De voorgelegde situatie was als volgt: aanvankelijk werden aandelen van meerdere vennootschappen gecertificeerd via een Nederlandse STAK. De STAK was eigenaar van een perceel grond (waarop een recht van opstal was verleend) alsook van een onverdeeld aandeel van een ander onroerend goed.  Het betrof in België gelegen onroerende goederen. Enerzijds was de STAK  eigenaar geworden van een perceel grond met gelden ter beschikking gesteld door de stichter. Het tweede onroerend goed had de STAK verkregen ingevolge de ontbinding van een van de vennootschappen waarvan de aandelen waren gecertificeerd.

De aanvragers argumenteren dat de overdracht van de onroerende goederen ingevolge een gehele of gedeeltelijke decertificering of ontbinding van de STAK geen overdrachten onder bezwarende titel zijn, en dat er dus geen verkooprecht (basistarief: 10%) van toepassing is. Mocht Vlabel van oordeel zijn dat er toch spraken zou zijn van een overdracht onder bezwarende titel, dan zijn de aanvragers van oordeel dat zij zich bij decertificering of ontbinding van de SAK kunnen beroepen op de zogenaamde “wachtregeling”: zij nemen het standpunt in dat een stichting gelijkgesteld dient te worden met een personenvennootschap waardoor de toebedeling van het onroerend goed mogelijk zou zijn tegen het vast recht in afwachting van de uiteindelijke toebedeling (in welk geval – al naargelang het geval – het verkooprecht (10%) dan wel het verdeelrecht (2,5%) van toepassing is).

Dit ziet Vlabel echter anders. Volgens Vlabel is het de STAK die de juridische eigenaar van de onroerende goederen is, terwijl de certificaathouder louter een economisch vorderingsrecht heeft ten opzichte van de STAK.

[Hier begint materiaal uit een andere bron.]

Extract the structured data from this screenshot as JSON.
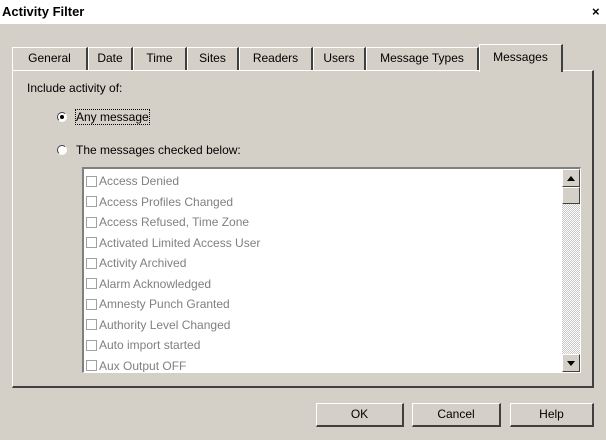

Wanneer vervolgens een decertificering plaatsvindt waarbij de onroerende goederen worden toebedeeld aan de certificaathouders, is dit volgens Vlabel een overdracht onder bezwarende titel van onroerende goederen en wordt deze overdracht in principe steeds onderworpen aan overdrachtsbelasting (zijnde het verkooprecht a rato van 10 % voor in Vlaanderen gelegen onroerende goederen). Dit is zelfs het geval wanneer de certificaathouder die het onroerend goed oorspronkelijk ter certificering heeft overgedragen, het ingevolge decertificering opnieuw verkrijgt.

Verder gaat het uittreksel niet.